Toujours à propos de l’interview de RFI, pour exprimer les choses trivialement, à la question du journaliste concernant la nécessité de dialoguer avec les opposants pour améliorer le système électoral, les nerfs du président ont lâché. Qu’y a-t-il d’anormal de désigner les membres de la Commission électorale nationale indépendante sur une base consensuelle ? Qu’y a-t-il de préjudiciable au MPS d’admettre une refonte transparente du fichier électoral basé sur un recensement techniquement fiable et politiquement accepté par tous les acteurs ? Ce qui aurait l’avantage de nous épargner des consultations nationales entachées d’irrégularités.

Aux yeux du citoyen tchadien, de telles interrogations légitimes ne trouvent pas de réponses. D’où l’absence d’engouement pour le recensement électoral en cours dans notre pays. Le désintérêt des populations pour les élections est en passe de devenir une tare irrémédiable pour le Tchad. Dans le même temps, M. le président, sous des airs de donneur de leçons, nous parle des vertus de la démocratie. A vrai dire, par leur caractère grotesque, les formules stéréotypées et usées de Déby ne sont d’aucun effet dans un pays où le chef de l’Etat a laissé s’installer la chienlit politique et institutionnelle. Mais, à tout le moins, ces incantations ont le mérite de révéler un homme dans l’océan de ses hypocrisies. « Puisque la question de la présidence à vie n’est pas d’actualité », M. Idriss Déby ne sera pas candidat à sa succession en 2006. De même, Brahim, fils de son père et conseiller à la présidence, n’est pas le dauphin putatif en raison du fait qu’il n’y a pas de dynastie au Tchad. A l’évidence, tout ceci est faux.

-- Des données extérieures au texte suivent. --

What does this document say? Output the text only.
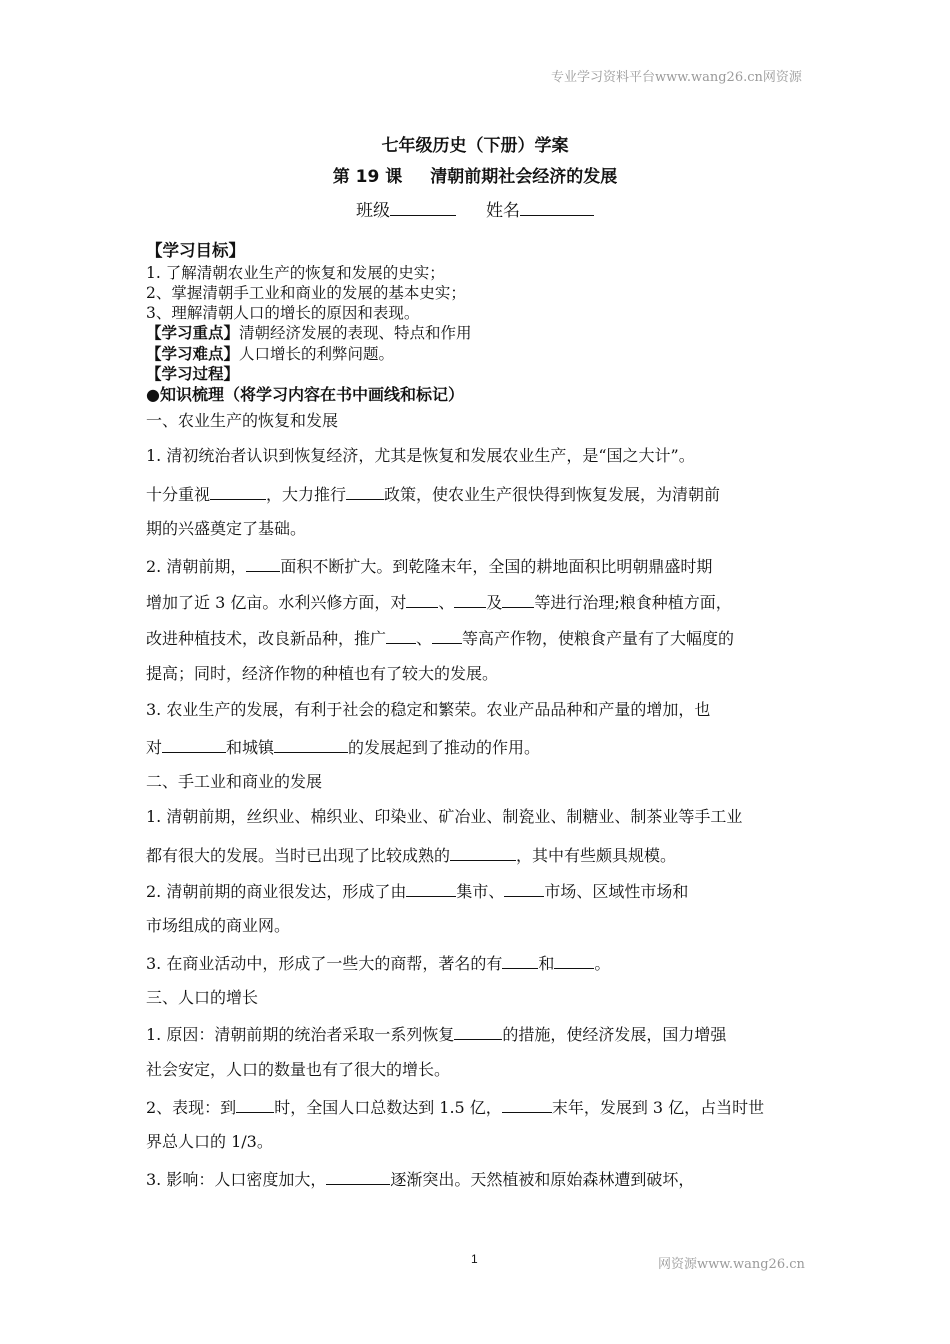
专业学习资料平台www.wang26.cn网资源
七年级历史（下册）学案
第 19 课 清朝前期社会经济的发展
班级	姓名
【学习目标】
1. 了解清朝农业生产的恢复和发展的史实；
2、掌握清朝手工业和商业的发展的基本史实；
3、理解清朝人口的增长的原因和表现。
【学习重点】清朝经济发展的表现、特点和作用
【学习难点】人口增长的利弊问题。
【学习过程】
●知识梳理（将学习内容在书中画线和标记）
一、农业生产的恢复和发展
1. 清初统治者认识到恢复经济，尤其是恢复和发展农业生产，是“国之大计”。
十分重视	，大力推行 政策，使农业生产很快得到恢复发展，为清朝前
期的兴盛奠定了基础。
2. 清朝前期， 面积不断扩大。到乾隆末年，全国的耕地面积比明朝鼎盛时期
增加了近 3 亿亩。水利兴修方面，对 、 及 等进行治理;粮食种植方面，
改进种植技术，改良新品种，推广 、 等高产作物，使粮食产量有了大幅度的
提高；同时，经济作物的种植也有了较大的发展。
3. 农业生产的发展，有利于社会的稳定和繁荣。农业产品品种和产量的增加，也
对	和城镇	的发展起到了推动的作用。
二、手工业和商业的发展
1. 清朝前期，丝织业、棉织业、印染业、矿冶业、制瓷业、制糖业、制茶业等手工业
都有很大的发展。当时已出现了比较成熟的	，其中有些颇具规模。
2. 清朝前期的商业很发达，形成了由	集市、	市场、区域性市场和
市场组成的商业网。
3. 在商业活动中，形成了一些大的商帮，著名的有 和	。
三、人口的增长
1. 原因：清朝前期的统治者采取一系列恢复	的措施，使经济发展，国力增强
社会安定，人口的数量也有了很大的增长。
2、表现：到 时，全国人口总数达到 1.5 亿，	末年，发展到 3 亿，占当时世
界总人口的 1/3。
3. 影响：人口密度加大，	逐渐突出。天然植被和原始森林遭到破坏，
1	网资源www.wang26.cn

Et nul besoin de cette théâtralisation médiatique pour nous servir des contrevérités.  Les Tchadiens ne sont pas idiots. Malgré les dénégations de façade sur l’idée de rempiler, le décryptage des propos de Déby nous renseigne davantage sur ce que tout le monde sait déjà : « je suis seul détenteur de la clef du pouvoir pour un long bail». Cette obsession du leader du Mouvement Patriotique du Salut (MPS) à conserver coûte que coûte le pouvoir après 2006 ne souffre d’aucune ambiguïté ; ce  qui explique l’acharnement à la modification constitutionnelle. Des verrous sautent dans la loi fondamentale pour écarter le président de l’Assemblée nationale (le terne Ouaïdou Guelenkdoussia) en cas de vacances de pouvoir et placer Moussa Faki sur orbite pour pérenniser le pouvoir des Zaghawas. Paradoxalement, le général au pouvoir veut nous faire croire à l’innocence de cet acte politique majeur : Non!

Pour finir, le cercle du Palais rose pourrait présenter les interviews d’Idriss Déby comme une belle opération de communication pour démentir les informations persistantes sur son fragile état de santé (colopathie, cyrrhose du foie, etc.). En réalité, cet enchaînement d’entretiens a crée un effet de saturation qui a desservi le président dans sa quête perpétuelle d’une image policée de l’homme saint. A vouloir à tout prix «naturaliser le réel», nous enseigne Andreas Keinz, on tombe dans la manipulation. Une manipulation qui ne peut plus prospérer longtemps : « le roi est nu » écrivait C. Boibouvier. Et le mutisme des Tchadiens face à l’outrecuidance du régime d’Idriss Déby est loin d’être un signe de faiblesse. Comme l’éruption du Pichinchia, ce peuple d’opprimés déversera un jour des vagues de feu sur ses bourreaux car «dès qu’un citoyen comprend qu’il est contraire à sa dignité d’homme d’obéir à des lois injustes, aucune tyrannie ne peut l’asservir » prévient Ghandi.